74 Responses to Ten Indian Relatives are Worth Ten Thousand.

  1. Vibrant says:

    LOL 😀

    “When beta? is there a problem? I know a Guru ji who can help. You can tell me, beta. You need not hide anything from your Aunt. I’ve seen you in diapers, beta.””

    Now she wants to see your baby in diapers, so eager LOL 😀

    Perfect article 🙂

    Love and light ❤



  2. I feel your pain! (Alas, it made me smile, but I DID feel your pain!)
    You are a very talented humorist!
    My message to you and your wife: RESIST THE RELATIVES with all your might (bunch of meddlers)!

    Liked by 1 person

  3. So funny. Great post!


  4. adriennea3 says:

    Wow..I have 10 sisters and brothers I’m trying to deal with..lol

    Liked by 1 person

  5. Uday says:

    This we-are-your-relatives-so-we-have-uncontrollable-urge-to-meddle attitude has to go man! I dunno if it’s good to have someone who has your back, but I guess too much is too much!

    Liked by 1 person

    • Anand says:

      I assure you, my relative don’t have my back (sometimes I think they’d rather have the hide off my back.) But it feels good to know that you understand my misery.


  6. kokilagupta says:

    Well Anand , two of my younger siblings have just got married suddenly promoting me to the other side and believe me, I am waiting for this Deepawali like never before ! Ah ! Sweet vengeance 😀
    Jokes apart , its a serious issue which at times become too meddlesome and can be dealt with patience only. And being on both sides of the line believe me (again) , its lonely on the other side where there is no one to nose around ! Well written .

    Liked by 2 people

    • Anand says:

      Kokila, welcome here. You’ve got some great points there, especially the one about vengeance. The only problem is you can’t get back to those who get to you – they are your elders after all. The game of one-upmanship…it goes on and on…until the bucket of your patience develops a leak 😦

      Liked by 1 person

  7. Archana Kapoor says:



  8. Ananya says:

    They never stop, do they?
    I get daily (okay, almost daily) calls from some aunt or other telling me that there’s this awesome guy and I should get married to him. For you, it’s having kids and stuff. After you have kids, they will go on about how dumb your kids are and how smart their grandkids are, and how yours are wasting their lives. The vicious cycle goes on and on and on…


  9. Arpita says:

    I have a big family too, but thank the Lord that no one is that loud, at least up front. 😛

    Liked by 1 person

  10. Amanda says:

    I’ve been laughing out loud at your posts! Have you read “White Teeth”? The family is Bangledeshi, but the vividness and humor about culture has some similarities.

    Liked by 1 person

    • Anand says:

      Hi Amanda welcome to my topsy-turvy world. Before 1947, Bangladesh was India – so our cultures would be similar if not same. I’ll check out “white teeth”(Reminds me of wifey’s insistence on brushing my teeth in the nights too, despite my telling her the genetics of my teeth will prevent them from falling out until I turn 75!)

      Liked by 1 person

  11. rosemawrites says:

    Your wit and humor is contagious! I am from a big family, too and it’s really costly to be in a huge clan. 😀


  12. He he….have any of your relatives read this post?
    Btw did you bother to check the credentials of the Guru ji who can help ? 😀 😀

    Liked by 1 person

    • Anand says:

      Somali, that’s the reason why my avatar doesn’t have my mugshot. If they ever get to me, I’ll deny that I am the one behind this malarkey. About Guruji, the lesser said the better.

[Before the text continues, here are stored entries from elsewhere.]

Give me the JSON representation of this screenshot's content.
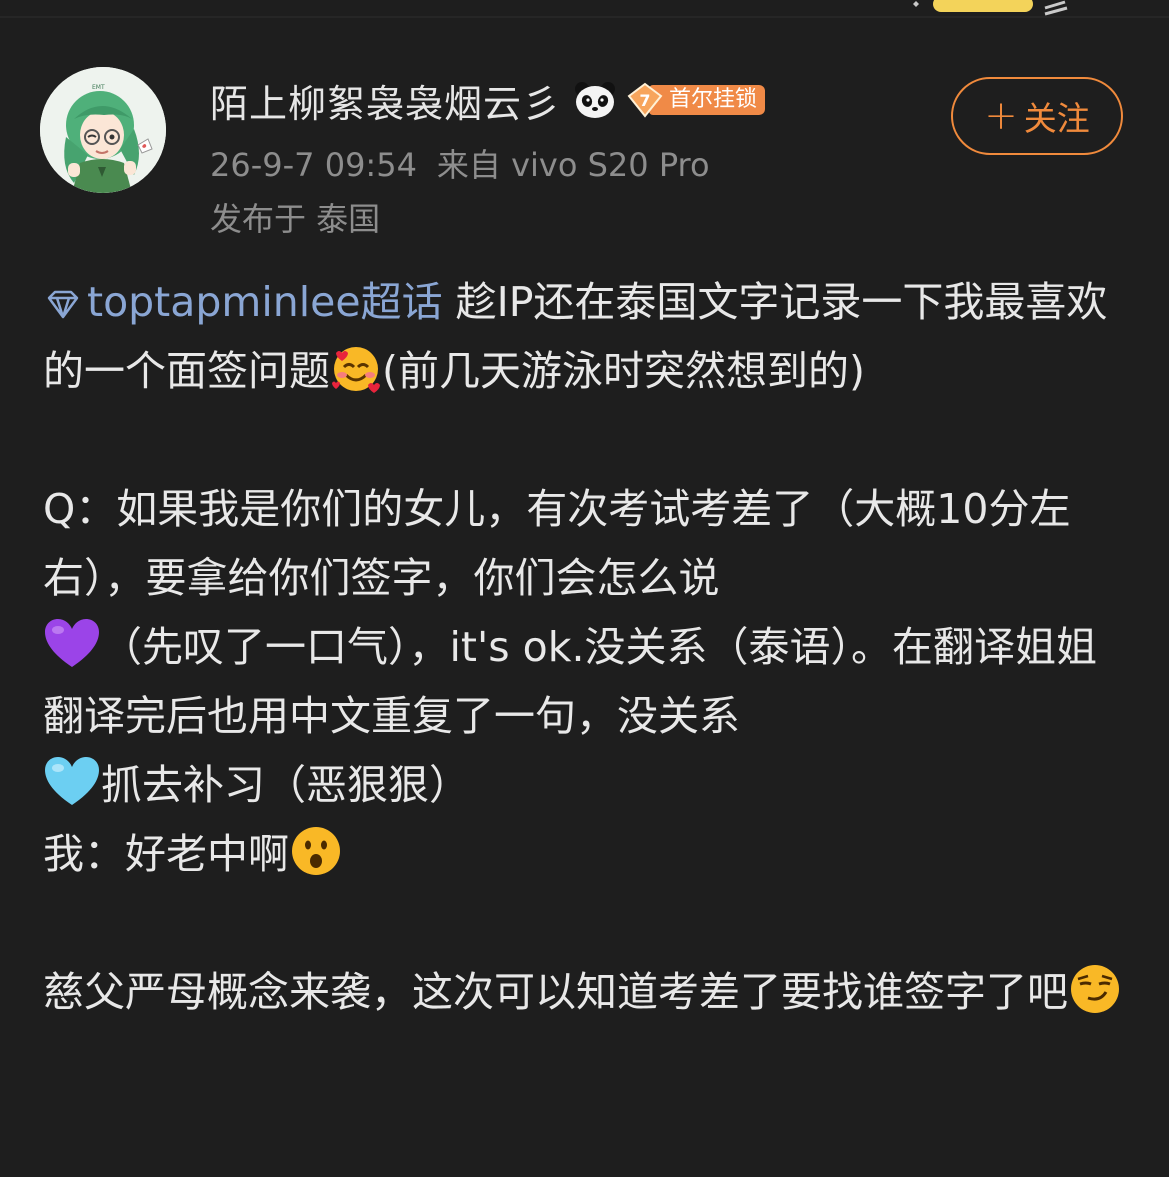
{
  "author": {
    "username": "陌上柳絮袅袅烟云彡",
    "fan_badge_level": "7",
    "fan_badge_label": "首尔挂锁"
  },
  "follow_button": {
    "plus": "+",
    "label": "关注"
  },
  "meta": {
    "datetime": "26-9-7 09:54",
    "source": "来自 vivo S20 Pro",
    "location": "发布于 泰国"
  },
  "post": {
    "topic": "toptapminlee超话",
    "p1": " 趁IP还在泰国文字记录一下我最喜欢的一个面签问题",
    "p1_tail": "(前几天游泳时突然想到的)",
    "q": "Q：如果我是你们的女儿，有次考试考差了（大概10分左右），要拿给你们签字，你们会怎么说",
    "purple": "（先叹了一口气），it's ok.没关系（泰语）。在翻译姐姐翻译完后也用中文重复了一句，没关系",
    "blue": "抓去补习（恶狠狠）",
    "me": "我：好老中啊",
    "ending": "慈父严母概念来袭，这次可以知道考差了要找谁签字了吧"
  },
  "emojis": {
    "p1_end": "smiling-face-with-hearts-emoji",
    "purple": "purple-heart-emoji",
    "blue": "light-blue-heart-emoji",
    "me_end": "surprised-face-emoji",
    "ending_end": "smirking-face-emoji"
  },
  "colors": {
    "background": "#1e1e1e",
    "text": "#e8e8e8",
    "muted": "#8d8d8d",
    "accent": "#f08a3c",
    "topic_link": "#8aa6d4"
  }
}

  13. This is so rollicking good 🙂 Family is simply priceless.

    Liked by 1 person

  14. Hahaha. I loved this!

    Liked by 1 person

  15. honestme363 says:

    Always good for a laugh Anand! And once you have your first child, they will be pestering about producing siblings (personal experience). Enjoy!

    Liked by 1 person

  16. Jackie says:

    It reminds me of the first time my relatives and I clashed. I was in high school and we visited them. It was the late 1960s, early 1970s, and I was wearing jeans, a leotard, and a scarf belt. My dad’s sister said “you look like a hippie.” The other said ‘You’ll never get a husband that way,” My answer (fortunately or not) was “I’m not going to get married, I’m just going to live with somebody.” Last time they asked.